A probe into Scala spark machine learning

Source: Internet
Author: User
Tags new set

Transformer: is an abstract class containing a feature converter, and the final learning model, the need to implement the Transformer method typically Transformer add several columns to an RDD, eventually converting to another RDD, 1. A feature converter typically processes a dataset, converting one column of data into a new set of data. and add a new data column behind the dataset, resulting in a new dataset output. 2. A learning model converter is used to process a data set, read the column containing the eigenvectors, predict a result label for each eigenvector, add the result label as a new data column, and output the results.

Estimator: Machine Learning Algorithm abstract class, need to implement fit () method, fit method will handle an RDD, produce a transformer. For example Logistricregression is a estimator, call fit method to train out a Logistricregressionmodel object, this is a transformer. Transformer and estimator are stateless. Each instance has a unique ID pipeline Job machine learning field, a set of algorithms are commonly used to process and learn data, such as a simple text document processing process includes the following steps to convert text words into digital eigenvectors with eigenvectors and tags to train a model out.

Spark ml can represent these processes with pipeline. Pipeline is the engineering nature of things, feel similar to the factory model, can be the whole process, as well as each step on the transformer, estimator assembled together.

Enter the following code directly on the Spark-shell command line to execute it. Stringindexer can map a value in a property column to a numeric type.  However, the default data data of the logistic regression classifier is sequential and orderly, so the number generated by stringindexer needs to be processed further. Here with Onehotencoder, the single-Hot code is one-hot encoding, also known as a valid encoding, the method is to use n-bit status register to encode n states, each state by his independent register bit, and at any time, only one of them is valid.

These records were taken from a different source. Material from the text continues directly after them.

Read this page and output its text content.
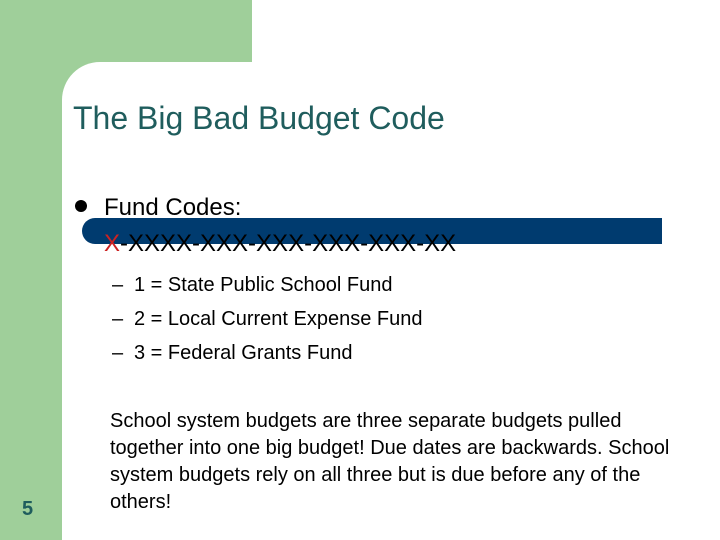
The Big Bad Budget Code
Fund Codes:
X-XXXX-XXX-XXX-XXX-XXX-XX
– 1 = State Public School Fund
– 2 = Local Current Expense Fund
– 3 = Federal Grants Fund
School system budgets are three separate budgets pulled together into one big budget! Due dates are backwards. School system budgets rely on all three but is due before any of the others!
5
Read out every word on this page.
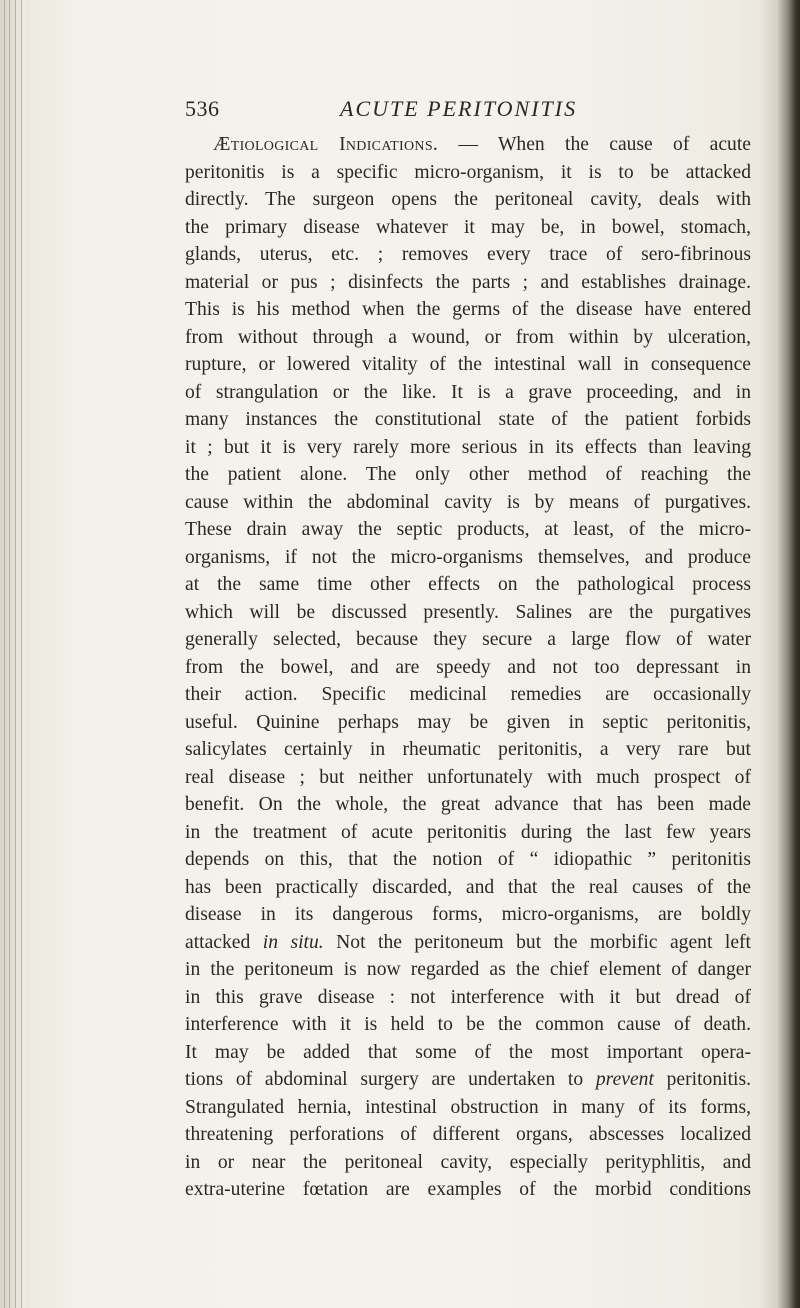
536	ACUTE PERITONITIS
Ætiological Indications. — When the cause of acute
peritonitis is a specific micro-organism, it is to be attacked
directly. The surgeon opens the peritoneal cavity, deals with
the primary disease whatever it may be, in bowel, stomach,
glands, uterus, etc. ; removes every trace of sero-fibrinous
material or pus ; disinfects the parts ; and establishes drainage.
This is his method when the germs of the disease have entered
from without through a wound, or from within by ulceration,
rupture, or lowered vitality of the intestinal wall in consequence
of strangulation or the like. It is a grave proceeding, and in
many instances the constitutional state of the patient forbids
it ; but it is very rarely more serious in its effects than leaving
the patient alone. The only other method of reaching the
cause within the abdominal cavity is by means of purgatives.
These drain away the septic products, at least, of the micro-
organisms, if not the micro-organisms themselves, and produce
at the same time other effects on the pathological process
which will be discussed presently. Salines are the purgatives
generally selected, because they secure a large flow of water
from the bowel, and are speedy and not too depressant in
their action. Specific medicinal remedies are occasionally
useful. Quinine perhaps may be given in septic peritonitis,
salicylates certainly in rheumatic peritonitis, a very rare but
real disease ; but neither unfortunately with much prospect of
benefit. On the whole, the great advance that has been made
in the treatment of acute peritonitis during the last few years
depends on this, that the notion of “ idiopathic ” peritonitis
has been practically discarded, and that the real causes of the
disease in its dangerous forms, micro-organisms, are boldly
attacked in situ. Not the peritoneum but the morbific agent left
in the peritoneum is now regarded as the chief element of danger
in this grave disease : not interference with it but dread of
interference with it is held to be the common cause of death.
It may be added that some of the most important opera-
tions of abdominal surgery are undertaken to prevent peritonitis.
Strangulated hernia, intestinal obstruction in many of its forms,
threatening perforations of different organs, abscesses localized
in or near the peritoneal cavity, especially perityphlitis, and
extra-uterine fœtation are examples of the morbid conditions
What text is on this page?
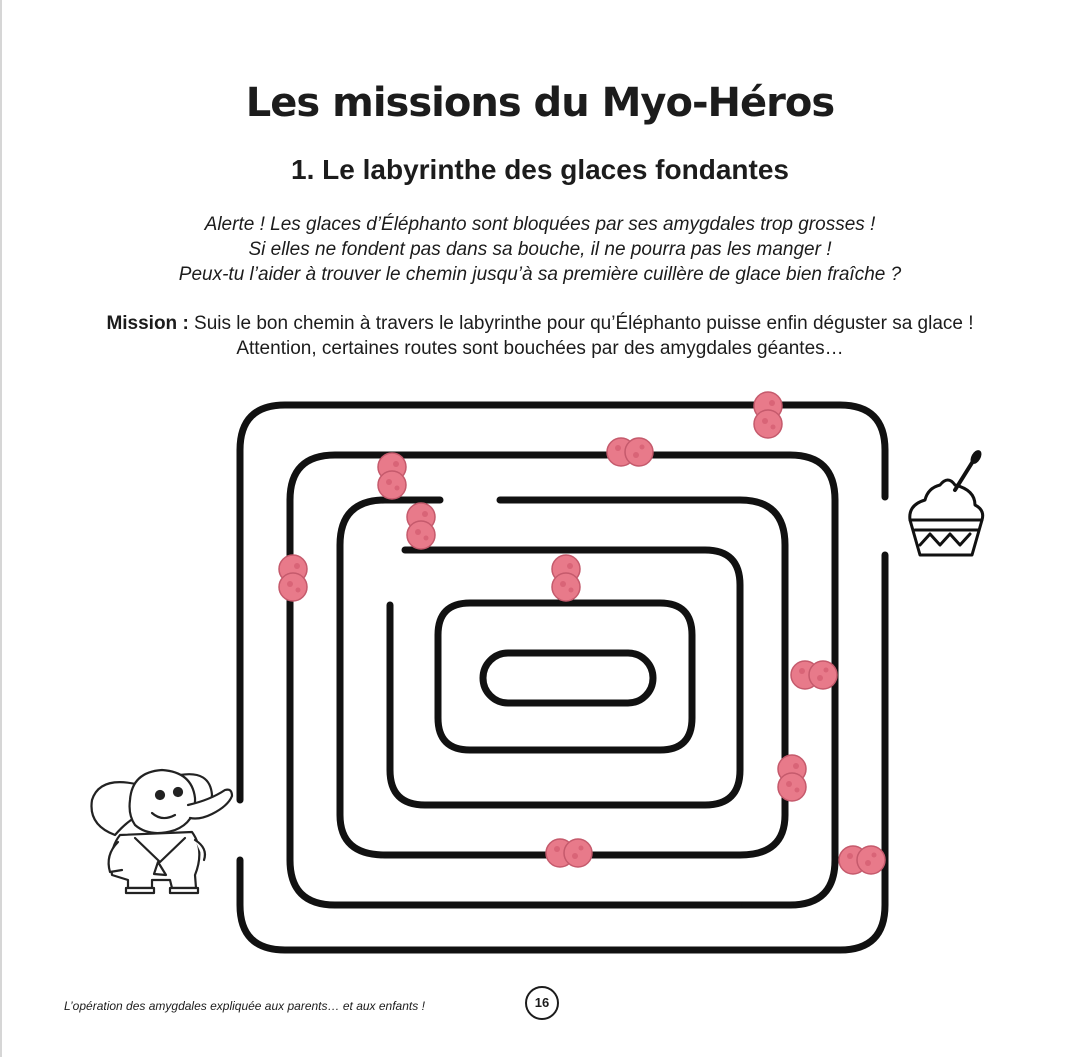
Les missions du Myo-Héros
1. Le labyrinthe des glaces fondantes
Alerte ! Les glaces d’Éléphanto sont bloquées par ses amygdales trop grosses !
Si elles ne fondent pas dans sa bouche, il ne pourra pas les manger !
Peux-tu l’aider à trouver le chemin jusqu’à sa première cuillère de glace bien fraîche ?
Mission : Suis le bon chemin à travers le labyrinthe pour qu’Éléphanto puisse enfin déguster sa glace !
Attention, certaines routes sont bouchées par des amygdales géantes…
L’opération des amygdales expliquée aux parents… et aux enfants !	16
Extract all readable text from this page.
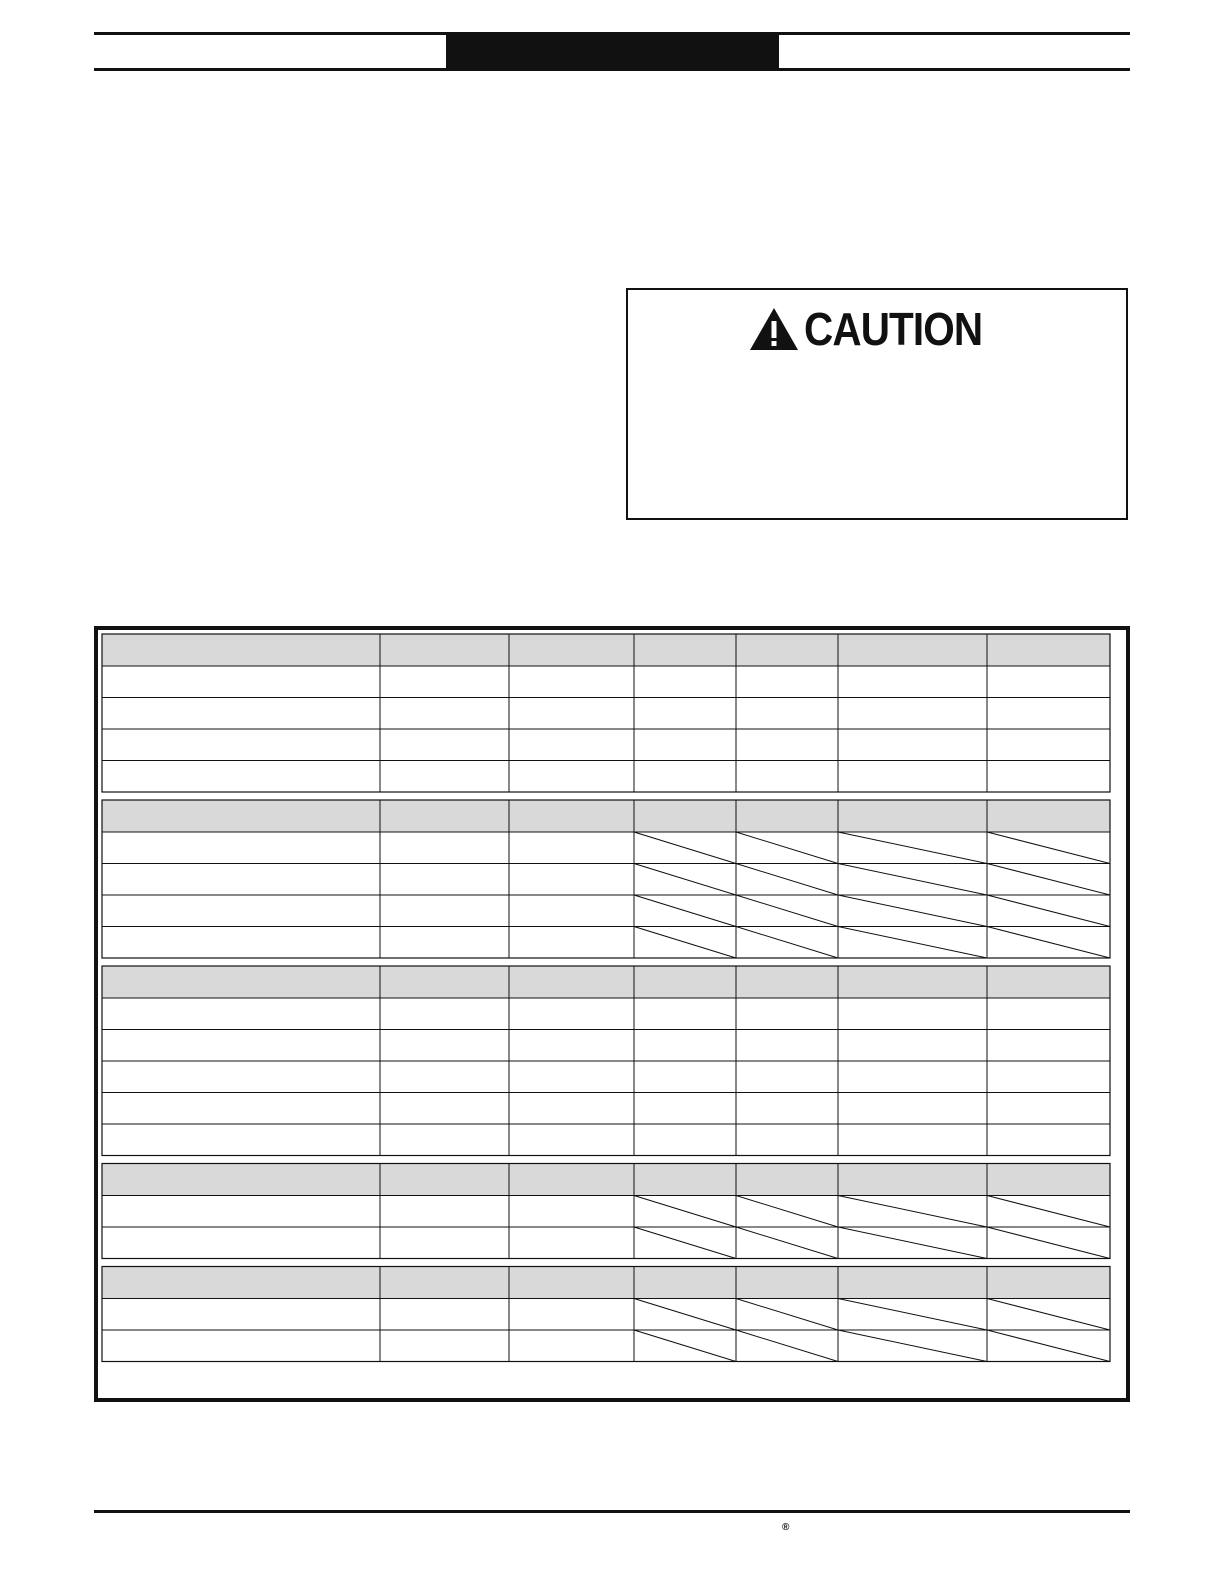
CAUTION
®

It can be understood that for each feature, if it has m possible values, then after the single-hot code, it becomes the M two-dollar feature. Also, these features are mutually exclusive, with only one activation at a time. As a result, the data becomes sparse.

The main benefits of this are:

    1. Solves the problem that the classifier does not handle the attribute data well

    2. To some extent, it also plays an important role in expanding features.

Import Org.apache.spark.ml.feature._

Import Org.apache.spark.ml.classification.LogisticRegression

Import Org.apache.spark.mllib.linalg. {Vector, Vectors}

Import Org.apache.spark.mllib.regression.LabeledPoint

Val df= sqlcontext.createdataframe (Seq (

(0, "a"),

(1, "B"),

(2, "C"),

(3, "a"),

(4, "a"),

(5, "C"),

(6, "D")). TODF ("id", "category")

Val indexer = new Stringindexer (). Setinputcol ("category"). Setoutputcol ("Categoryindex"). Fit (DF)

Val indexed = Indexer.transform (DF)

Indexed.select ("category", "Categoryindex"). Show ()

Val encoder = new Onehotencoder (). Setinputcol ("Categoryindex"). Setoutputcol ("Categoryvec")

Val encoded = encoder.transform (indexed)

val data = encoded.rdd.map {x = =

{

Val featurevector = Vectors.dense (X.getas[org.apache.spark.mllib.linalg.sparsevector] ("CategoryVec"). ToArray)

Val label = X.getas[java.lang.integer] ("id"). todouble

Labeledpoint (label, Featurevector)

}

}

var result = sqlcontext.createdataframe (data)

Scala> Result.show ()

+-----+-------------+

|label| features|

+-----+-------------+

| 0.0| [1.0,0.0,0.0]|

| 1.0| [0.0,0.0,1.0]|

| 2.0| [0.0,1.0,0.0]|

| 3.0| [1.0,0.0,0.0]|

| 4.0| [1.0,0.0,0.0]|

| 5.0| [0.0,1.0,0.0]|

| 6.0| [0.0,0.0,0.0]|

+-----+-------------+

The entire features column becomes a sparse matrix.

A probe into Scala spark machine learning

Contact Us

The content source of this page is from Internet, which doesn't represent Alibaba Cloud's opinion; products and services mentioned on that page don't have any relationship with Alibaba Cloud. If the content of the page makes you feel confusing, please write us an email, we will handle the problem within 5 days after receiving your email.

If you find any instances of plagiarism from the community, please send an email to: info-contact@alibabacloud.com and provide relevant evidence. A staff member will contact you within 5 working days.

A Free Trial That Lets You Build Big!

Start building with 50+ products and up to 12 months usage for Elastic Compute Service

  • Sales Support

    1 on 1 presale consultation

  • After-Sales Support

    24/7 Technical Support 6 Free Tickets per Quarter Faster Response

  • Alibaba Cloud offers highly flexible support services tailored to meet your exact needs.